Pero entremos en el bagaje de quien ha estado en Rímini. Más allá de la sinceridad espléndida de los muchos invitados totalmente ajenos a CL -por posición cultural o militancia- que han aceptado honestamente la confrontación pública con la gente del Meeting, más allá del hecho -no por repetido menos sorprendente- de la donación gratuita del tiempo de vacaciones por parte de un número de personas (2.400 este año), subrayemos al menos tres momentos excepcionales que nos han quedado grabados en el corazón: el encuentro con el cardenal Lustiger, el testimonio a dúo de Zhores Medvedev, bioquímico ruso, e Irina Alberti y la traca final del Meeting de este año, la lección magistral de Tadeus Sticzen (profesor de ética en la Universidad Católica de Lublín).

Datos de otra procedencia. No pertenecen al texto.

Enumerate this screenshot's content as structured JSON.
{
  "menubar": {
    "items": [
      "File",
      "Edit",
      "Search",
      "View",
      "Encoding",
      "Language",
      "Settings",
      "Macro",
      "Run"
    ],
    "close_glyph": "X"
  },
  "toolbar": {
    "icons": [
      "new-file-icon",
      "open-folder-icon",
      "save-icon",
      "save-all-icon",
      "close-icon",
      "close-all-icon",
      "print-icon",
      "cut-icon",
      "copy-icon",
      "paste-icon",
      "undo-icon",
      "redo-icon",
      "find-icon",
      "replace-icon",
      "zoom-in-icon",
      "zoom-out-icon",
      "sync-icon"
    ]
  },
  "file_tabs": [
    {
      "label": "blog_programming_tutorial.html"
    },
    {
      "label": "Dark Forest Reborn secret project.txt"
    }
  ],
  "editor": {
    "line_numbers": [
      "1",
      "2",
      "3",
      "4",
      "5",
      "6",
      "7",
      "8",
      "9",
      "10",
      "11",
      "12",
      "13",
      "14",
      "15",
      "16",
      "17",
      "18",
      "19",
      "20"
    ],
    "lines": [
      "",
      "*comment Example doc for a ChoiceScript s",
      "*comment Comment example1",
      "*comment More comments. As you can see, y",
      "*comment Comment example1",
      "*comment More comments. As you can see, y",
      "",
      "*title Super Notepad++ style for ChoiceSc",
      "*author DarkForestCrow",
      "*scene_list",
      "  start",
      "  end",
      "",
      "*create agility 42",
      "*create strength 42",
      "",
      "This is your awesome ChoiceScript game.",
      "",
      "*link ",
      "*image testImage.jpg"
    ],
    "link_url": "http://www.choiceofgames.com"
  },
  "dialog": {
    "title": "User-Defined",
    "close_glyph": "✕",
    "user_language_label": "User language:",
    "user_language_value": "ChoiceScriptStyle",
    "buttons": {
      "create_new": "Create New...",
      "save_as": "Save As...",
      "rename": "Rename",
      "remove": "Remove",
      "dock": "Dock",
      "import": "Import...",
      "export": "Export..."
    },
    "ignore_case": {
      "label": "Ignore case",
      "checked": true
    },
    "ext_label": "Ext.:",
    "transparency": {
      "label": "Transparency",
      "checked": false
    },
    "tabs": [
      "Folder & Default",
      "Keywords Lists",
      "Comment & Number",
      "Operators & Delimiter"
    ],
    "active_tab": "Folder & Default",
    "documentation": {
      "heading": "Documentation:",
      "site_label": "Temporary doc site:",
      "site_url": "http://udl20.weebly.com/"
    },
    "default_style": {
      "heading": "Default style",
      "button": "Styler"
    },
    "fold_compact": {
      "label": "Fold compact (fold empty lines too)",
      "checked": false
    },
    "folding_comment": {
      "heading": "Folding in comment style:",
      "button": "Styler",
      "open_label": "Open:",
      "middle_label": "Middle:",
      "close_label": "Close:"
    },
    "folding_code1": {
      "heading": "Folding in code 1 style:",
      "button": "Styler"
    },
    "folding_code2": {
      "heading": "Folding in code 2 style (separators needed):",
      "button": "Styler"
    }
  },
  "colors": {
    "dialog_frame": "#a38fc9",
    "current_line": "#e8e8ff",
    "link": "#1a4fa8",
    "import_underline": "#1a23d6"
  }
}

El arzobispo de París, cuya intervención completa publicaremos pronto, reproponía el lunes la esencialidad del Hecho cristiano y la posibilidad de comunicación que deriva de él. Los dos rusos, con palabras que han sacudido una vez más nuestro conformismo, ponían más tarde al desnudo el poder sin límites de la mentira, cuando el silencio acompaña de este a oeste la vida y el destino de multitudes. Y el profesor Sticzen cerraba así la semana: «En la comunicación auténtica de una verdad, el sujeto desea unirse al otro por una comunión. Una comunicación auténtica implica la convicción personal de aquello de lo que se da testimonio. Y también la convicción acerca del valor del otro a quien nos donamos en la comunicación». Así es como la propia pasión por lo que se reconoce verdadero, y se quiere comunicar, es también la medida del valor que se atribuye al otro a quien se habla. «Por esto, un hombre que atestigua la verdad encontrada ya no logra odiar a sus enemigos».
Mientras escribimos estas líneas, a mitad de septiembre, poniendo en práctica esa típica operación que Umberto Eco ha llamado «censura adicional», se ridiculiza el mensaje del Papa a propósito de Satanás, poniendo en su boca la famosa descripción del «cabrón con cuernos». Suma y sigue.
No era, pues, una boutade la del cardenal Lustiger cuando decía: «El inmenso poder de los medios requiere santos, u hombres al servicio del hombre. Yo, a menudo, rezo por los periodistas». Que Dios le escuche, eminencia.